In this Foreign Affairs opinion piece, Todd Moss, vice president and senior fellow at the Center for Global Development and former deputy assistant secretary in the Bureau of African Affairs at the State Department, reflects on President Obama’s approach to Africa, discussing various policies by the current and previous administrations. Moss compares Obama’s approach to Africa with that of his predecessors, highlighting former President Bill Clinton’s African Growth and Opportunity Act, “which reduced trade barriers on more than 1,800 products exported from the continent to the United States,” and former President George W. Bush’s launching of the Millennium Challenge Corporation, the President’s Malaria Initiative, and the President’s Emergency Plan for AIDS Relief.
The PEPFAR scientific advisory board met this week to discuss implementation science; reaching key populations, such as drug users and men who have sex with men; and coordinating HIV testing, prevention, treatment and care efforts, the Center for Global Health Policy’s “Science Speaks” blog reports. “When [efficiency, impact, and the relevance of targets] are weighed against intentions and costs, the discipline at work is called ‘implementation science,’ and that is the science, PEPFAR leadership is hoping, that will bring the possibilities of biomedical advances and commitment to fruition,” the blog writes.
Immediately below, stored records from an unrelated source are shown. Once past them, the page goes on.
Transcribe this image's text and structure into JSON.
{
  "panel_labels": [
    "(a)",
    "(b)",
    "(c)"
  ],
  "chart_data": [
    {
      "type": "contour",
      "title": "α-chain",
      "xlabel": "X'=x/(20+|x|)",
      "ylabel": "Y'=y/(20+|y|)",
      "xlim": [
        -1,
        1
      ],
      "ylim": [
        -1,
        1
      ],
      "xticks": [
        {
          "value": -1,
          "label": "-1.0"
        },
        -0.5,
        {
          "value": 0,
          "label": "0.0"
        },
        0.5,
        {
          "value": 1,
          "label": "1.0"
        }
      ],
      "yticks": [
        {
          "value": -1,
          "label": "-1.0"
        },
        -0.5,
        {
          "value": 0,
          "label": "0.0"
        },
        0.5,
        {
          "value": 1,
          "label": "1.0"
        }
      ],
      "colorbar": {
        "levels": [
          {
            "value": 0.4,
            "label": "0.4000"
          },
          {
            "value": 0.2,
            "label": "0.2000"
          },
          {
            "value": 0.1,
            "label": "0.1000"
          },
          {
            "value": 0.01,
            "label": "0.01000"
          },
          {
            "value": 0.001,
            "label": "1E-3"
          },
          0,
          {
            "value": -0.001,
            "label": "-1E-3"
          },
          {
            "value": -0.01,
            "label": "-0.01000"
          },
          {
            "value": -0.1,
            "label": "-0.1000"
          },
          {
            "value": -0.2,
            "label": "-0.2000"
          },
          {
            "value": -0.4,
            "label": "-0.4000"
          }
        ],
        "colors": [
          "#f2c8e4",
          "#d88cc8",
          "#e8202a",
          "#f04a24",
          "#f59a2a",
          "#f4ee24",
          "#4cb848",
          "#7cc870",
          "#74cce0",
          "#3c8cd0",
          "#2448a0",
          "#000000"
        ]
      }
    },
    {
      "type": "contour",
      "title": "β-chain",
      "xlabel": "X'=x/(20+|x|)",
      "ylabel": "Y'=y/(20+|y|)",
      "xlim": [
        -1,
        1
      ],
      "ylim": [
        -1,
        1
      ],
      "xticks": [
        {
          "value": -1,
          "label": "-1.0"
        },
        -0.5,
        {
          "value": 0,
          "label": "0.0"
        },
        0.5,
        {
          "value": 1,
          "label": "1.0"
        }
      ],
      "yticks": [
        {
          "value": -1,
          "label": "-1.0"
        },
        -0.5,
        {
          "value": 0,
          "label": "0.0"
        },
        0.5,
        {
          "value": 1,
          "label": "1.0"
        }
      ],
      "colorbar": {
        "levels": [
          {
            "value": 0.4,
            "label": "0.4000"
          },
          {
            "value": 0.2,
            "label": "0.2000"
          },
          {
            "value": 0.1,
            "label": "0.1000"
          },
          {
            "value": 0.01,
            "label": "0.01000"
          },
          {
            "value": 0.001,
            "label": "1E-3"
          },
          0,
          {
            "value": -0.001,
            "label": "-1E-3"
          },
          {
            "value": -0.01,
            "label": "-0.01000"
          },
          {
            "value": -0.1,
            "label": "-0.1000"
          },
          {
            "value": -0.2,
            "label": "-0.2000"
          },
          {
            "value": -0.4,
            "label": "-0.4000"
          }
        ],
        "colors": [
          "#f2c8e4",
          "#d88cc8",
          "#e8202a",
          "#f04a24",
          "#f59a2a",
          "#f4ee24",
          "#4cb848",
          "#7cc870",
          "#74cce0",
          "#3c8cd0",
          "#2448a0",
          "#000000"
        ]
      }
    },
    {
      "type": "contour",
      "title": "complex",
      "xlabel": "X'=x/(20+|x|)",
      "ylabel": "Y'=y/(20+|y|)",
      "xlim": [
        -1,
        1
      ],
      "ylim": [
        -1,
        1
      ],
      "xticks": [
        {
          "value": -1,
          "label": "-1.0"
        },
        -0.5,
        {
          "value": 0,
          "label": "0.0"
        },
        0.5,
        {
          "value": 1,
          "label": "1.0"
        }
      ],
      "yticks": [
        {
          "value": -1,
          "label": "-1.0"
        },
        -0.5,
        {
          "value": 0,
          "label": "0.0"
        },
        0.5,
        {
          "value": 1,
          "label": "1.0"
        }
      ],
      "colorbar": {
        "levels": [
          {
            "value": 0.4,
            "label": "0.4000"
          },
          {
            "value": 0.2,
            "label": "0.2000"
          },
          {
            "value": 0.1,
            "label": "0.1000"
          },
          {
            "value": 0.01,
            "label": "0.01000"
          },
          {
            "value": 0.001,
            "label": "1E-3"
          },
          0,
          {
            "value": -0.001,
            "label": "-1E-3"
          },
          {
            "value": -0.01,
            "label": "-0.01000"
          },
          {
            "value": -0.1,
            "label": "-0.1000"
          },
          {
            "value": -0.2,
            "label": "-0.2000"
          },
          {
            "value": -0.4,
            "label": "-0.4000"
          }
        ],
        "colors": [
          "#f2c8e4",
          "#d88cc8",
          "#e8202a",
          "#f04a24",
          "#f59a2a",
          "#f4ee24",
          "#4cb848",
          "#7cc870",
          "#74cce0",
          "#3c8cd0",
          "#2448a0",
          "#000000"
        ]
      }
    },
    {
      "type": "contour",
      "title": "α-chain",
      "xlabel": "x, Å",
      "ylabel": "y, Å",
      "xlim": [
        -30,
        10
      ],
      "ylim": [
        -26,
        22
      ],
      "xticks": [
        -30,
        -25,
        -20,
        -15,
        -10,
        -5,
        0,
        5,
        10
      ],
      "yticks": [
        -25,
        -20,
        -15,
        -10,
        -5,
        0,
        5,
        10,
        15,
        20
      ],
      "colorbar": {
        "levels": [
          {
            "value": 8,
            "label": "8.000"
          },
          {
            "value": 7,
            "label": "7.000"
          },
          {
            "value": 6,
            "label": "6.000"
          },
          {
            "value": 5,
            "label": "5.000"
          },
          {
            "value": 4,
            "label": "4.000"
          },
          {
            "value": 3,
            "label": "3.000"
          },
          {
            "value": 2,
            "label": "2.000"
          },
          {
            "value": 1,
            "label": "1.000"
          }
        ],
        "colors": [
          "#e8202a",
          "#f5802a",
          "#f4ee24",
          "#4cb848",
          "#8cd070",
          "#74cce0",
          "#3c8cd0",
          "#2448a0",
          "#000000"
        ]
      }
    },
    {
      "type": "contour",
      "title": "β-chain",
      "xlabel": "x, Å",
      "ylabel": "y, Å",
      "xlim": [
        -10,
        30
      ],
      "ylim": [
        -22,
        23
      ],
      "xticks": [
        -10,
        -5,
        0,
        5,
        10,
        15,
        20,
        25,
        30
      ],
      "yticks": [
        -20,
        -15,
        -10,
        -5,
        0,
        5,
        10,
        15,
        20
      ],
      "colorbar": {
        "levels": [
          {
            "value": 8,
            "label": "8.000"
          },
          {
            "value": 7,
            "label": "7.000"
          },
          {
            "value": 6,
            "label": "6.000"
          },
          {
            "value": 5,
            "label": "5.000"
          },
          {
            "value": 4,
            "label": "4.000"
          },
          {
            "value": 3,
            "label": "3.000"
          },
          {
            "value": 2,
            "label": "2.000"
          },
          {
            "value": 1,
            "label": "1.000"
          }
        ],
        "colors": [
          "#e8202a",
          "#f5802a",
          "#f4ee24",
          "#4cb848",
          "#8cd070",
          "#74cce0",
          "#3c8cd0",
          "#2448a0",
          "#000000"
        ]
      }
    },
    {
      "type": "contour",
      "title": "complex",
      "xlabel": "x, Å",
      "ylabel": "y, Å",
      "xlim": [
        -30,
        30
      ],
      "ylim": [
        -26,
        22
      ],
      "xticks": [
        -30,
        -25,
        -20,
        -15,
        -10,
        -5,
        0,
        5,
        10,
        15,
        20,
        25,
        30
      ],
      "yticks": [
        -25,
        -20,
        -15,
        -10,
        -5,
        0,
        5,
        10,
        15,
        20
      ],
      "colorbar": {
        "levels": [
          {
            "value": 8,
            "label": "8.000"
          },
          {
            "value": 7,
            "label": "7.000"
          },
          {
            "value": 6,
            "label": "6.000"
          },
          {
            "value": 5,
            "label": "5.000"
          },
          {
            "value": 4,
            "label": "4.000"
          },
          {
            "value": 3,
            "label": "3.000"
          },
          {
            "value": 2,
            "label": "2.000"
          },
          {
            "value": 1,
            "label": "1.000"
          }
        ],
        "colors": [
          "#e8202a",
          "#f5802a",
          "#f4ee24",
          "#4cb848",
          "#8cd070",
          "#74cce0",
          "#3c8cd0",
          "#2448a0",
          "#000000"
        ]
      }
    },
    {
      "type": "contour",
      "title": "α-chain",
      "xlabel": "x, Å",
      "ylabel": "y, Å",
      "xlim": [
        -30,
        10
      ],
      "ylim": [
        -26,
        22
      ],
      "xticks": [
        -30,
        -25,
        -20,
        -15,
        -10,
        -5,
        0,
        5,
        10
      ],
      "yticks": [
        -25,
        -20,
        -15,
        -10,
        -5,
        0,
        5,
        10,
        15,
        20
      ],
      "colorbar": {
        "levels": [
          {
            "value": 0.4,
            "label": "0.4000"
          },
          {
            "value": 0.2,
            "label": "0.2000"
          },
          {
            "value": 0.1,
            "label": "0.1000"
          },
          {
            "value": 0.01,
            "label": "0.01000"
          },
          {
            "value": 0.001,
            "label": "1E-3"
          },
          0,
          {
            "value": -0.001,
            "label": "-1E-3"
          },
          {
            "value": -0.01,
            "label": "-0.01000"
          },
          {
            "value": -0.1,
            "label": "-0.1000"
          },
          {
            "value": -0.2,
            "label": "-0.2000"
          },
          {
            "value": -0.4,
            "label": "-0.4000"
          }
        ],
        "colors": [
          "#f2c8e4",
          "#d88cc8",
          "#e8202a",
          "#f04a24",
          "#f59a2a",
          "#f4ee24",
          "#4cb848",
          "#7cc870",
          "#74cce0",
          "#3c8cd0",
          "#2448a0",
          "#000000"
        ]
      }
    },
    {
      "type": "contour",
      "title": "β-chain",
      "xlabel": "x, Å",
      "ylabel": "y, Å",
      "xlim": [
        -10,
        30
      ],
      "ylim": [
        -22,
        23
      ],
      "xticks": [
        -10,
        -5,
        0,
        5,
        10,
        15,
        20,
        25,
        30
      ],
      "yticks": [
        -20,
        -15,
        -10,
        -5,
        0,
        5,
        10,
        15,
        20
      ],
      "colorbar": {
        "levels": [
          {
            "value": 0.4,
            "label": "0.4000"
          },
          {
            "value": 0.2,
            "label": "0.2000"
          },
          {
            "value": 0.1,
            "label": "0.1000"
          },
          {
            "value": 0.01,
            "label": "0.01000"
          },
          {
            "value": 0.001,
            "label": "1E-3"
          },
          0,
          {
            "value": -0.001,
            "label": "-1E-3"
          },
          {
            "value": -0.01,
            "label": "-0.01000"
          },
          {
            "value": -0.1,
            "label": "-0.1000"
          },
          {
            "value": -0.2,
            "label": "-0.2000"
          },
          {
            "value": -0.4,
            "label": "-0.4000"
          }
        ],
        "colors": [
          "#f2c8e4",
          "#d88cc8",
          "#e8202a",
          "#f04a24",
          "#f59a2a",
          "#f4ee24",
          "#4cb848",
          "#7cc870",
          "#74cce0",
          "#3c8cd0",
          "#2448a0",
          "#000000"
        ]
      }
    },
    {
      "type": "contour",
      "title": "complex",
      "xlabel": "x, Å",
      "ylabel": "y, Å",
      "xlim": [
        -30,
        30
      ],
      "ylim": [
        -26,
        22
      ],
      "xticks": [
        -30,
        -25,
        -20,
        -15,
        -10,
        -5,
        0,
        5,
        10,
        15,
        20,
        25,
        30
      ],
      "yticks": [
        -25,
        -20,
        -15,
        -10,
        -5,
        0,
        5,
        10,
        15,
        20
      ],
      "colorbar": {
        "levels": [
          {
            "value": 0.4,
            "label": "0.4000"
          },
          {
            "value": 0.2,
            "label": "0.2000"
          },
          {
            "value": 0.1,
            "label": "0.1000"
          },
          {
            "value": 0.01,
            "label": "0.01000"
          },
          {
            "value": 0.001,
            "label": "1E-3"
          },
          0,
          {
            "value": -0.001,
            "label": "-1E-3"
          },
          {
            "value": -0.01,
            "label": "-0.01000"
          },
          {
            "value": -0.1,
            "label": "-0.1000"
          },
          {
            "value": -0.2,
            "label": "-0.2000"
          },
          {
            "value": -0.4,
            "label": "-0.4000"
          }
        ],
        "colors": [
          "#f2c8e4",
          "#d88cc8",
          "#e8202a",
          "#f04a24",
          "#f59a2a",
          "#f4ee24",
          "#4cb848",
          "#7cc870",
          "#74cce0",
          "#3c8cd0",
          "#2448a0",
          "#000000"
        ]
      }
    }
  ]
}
U.S. Global AIDS Coordinator Ambassador Eric Goosby discussed the disconnect between the people planning HIV/AIDS services and those for whom services are intended, according to the blog (Barton, 10/4).
The Lancet examines the history of the Obama administration’s attempt to “reform the way the country delivers development assistance for health abroad” by establishing the Global Health Initiative (GHI). “Despite unusual bipartisan support in Congress and broad consensus among development practitioners about the goals of reform, it proved surprisingly difficult for the multiple entities involved in U.S. global health assistance to agree on a way forward,” the journal states, noting that GHI leadership and the three core entities of GHI — USAID, the Centers for Disease Control and Prevention (CDC) and PEPFAR — announced the closure of the GHI office and an end to the initiative’s current phase on July 3. The Lancet outlines several challenges the initiative faced, including collaboration among the three agencies, leadership, and external factors, such as “the austere budgetary climate.”